I'm not an F5-guy, so take this for what its worth... my Network guys are telling me that our internet-facing F5 is configured with a "SNAT pool" consisting of three IP addresses. Traffic from the F5 to the WebTier server can come in from any of these three IP addresses. However, RSA only allows me to configure TWO IP addresses.
This results in some very inconsistent behavior in the WebTier self-service console, and tons of log errors in the WebTier like:
Caused by: com.rsa.common.SystemException: Access denied. The authentication request was routed through a load balancer/Proxy server that is not recognized by the system.
[[ We're also having high-CPU spikes on the WebTier server (which may be unrelated to the load balancer config) which cause our primary AuthMgr to lock-up on occasion. ]]
Is anyone else having similar issues? Know of any work-arounds that DON'T require re-doing load balancer configurations across the enterprise?
- Auth Manager
- Authentication Manager
- Community Thread
- Forum Thread
- RSA Authentication Manager
- RSA SecurID
- RSA SecurID Access
Unfortunately for now the Load Balancer IPs that can be configured are maximum of two. If more than that it will give the error of authenticating from an unknown IP.
Although a workaround is to use DNS round robin instead of IPs. Although this is not the most recommended way, but it can be used in exchange of configuring those 3 IPs on the AM server. You basically add the host name only and the DNS resolves to any of those IP consecutively as a round robin. But the recommended way is to limit the LB to two IPs that are configured on the AM Operations Console.
As for the CPU spike is probably because of the unhanded requests that are coming from that extra IP. But we might need extra info so if it is a persistent issue, consider opening a Technical Support ticket then, through web portal or email or phone
Two things that might come into play, if your F5 needs to terminate the User SSL connection, you will want to get the private key exported from RSA so you can import into F5. There is not Security or Operations Console option to do this, but there is a Knowledge Base article that should be searchable here on Link or just see the attached one.
Also, we did run into some F5 specific problems when using On Demand authentication, ODA. ODA requires that you enter a PIN, then wait for your On Demand TokenCode to be delivered via email or SMS text. The attached KB explains some problems we saw due to how F5 was doing the load balance, which include a NAT translation.
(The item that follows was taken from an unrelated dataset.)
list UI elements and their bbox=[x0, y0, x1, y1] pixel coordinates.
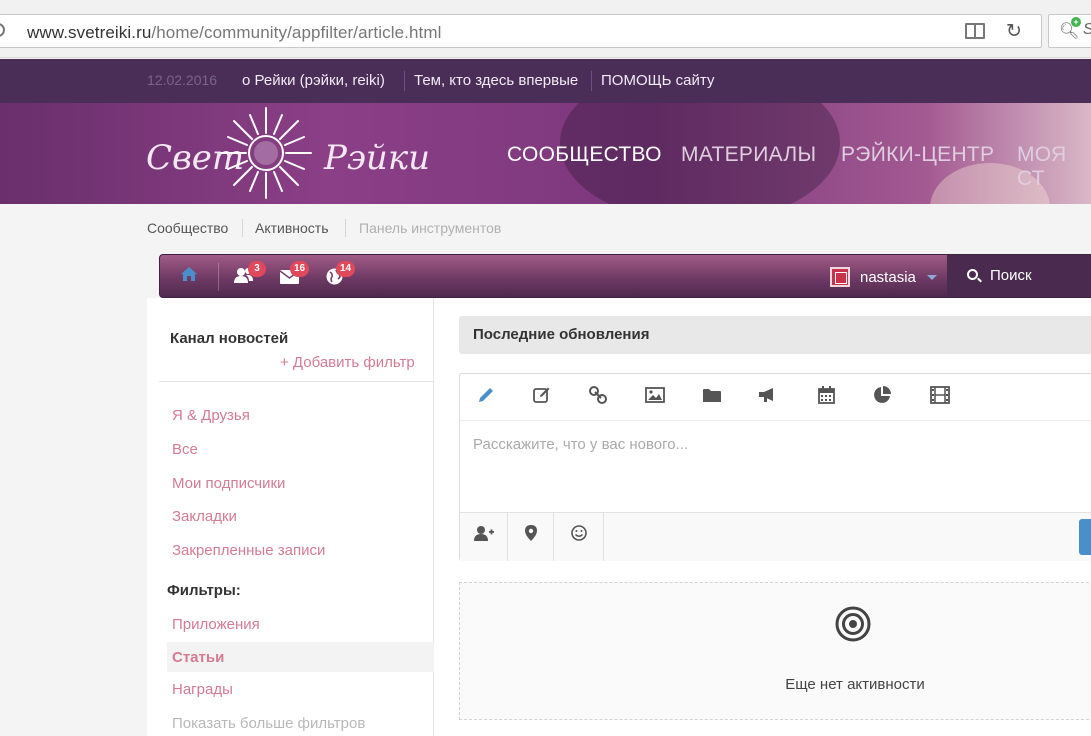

What we saw was if the TokenCode was entered 30 seconds after the PIN, certain versions of F5 had timed out the NAT connection, built a new one, but it had a different source port, which made the RSA Authentication manager think the ODA TokenCode was not related to the PIN, and did not consider the ODT valid. granted, this was a somewhat rare situation, and then next version of F5 inceased the timeout to 60 seconds, so many users never saw this, just the slow typers.
For best performance of Webtier instance via a F5 load balancer, ask your network team to configure the virtual server to use SNAT Automap instead of a SNAT pool, and then to provide you with the floating self-ip that traffic sent to your webtier node would originate from.
I have two RSA AM 8.2 deployments behind F5 load balancers, and we have very little problems with this configuration.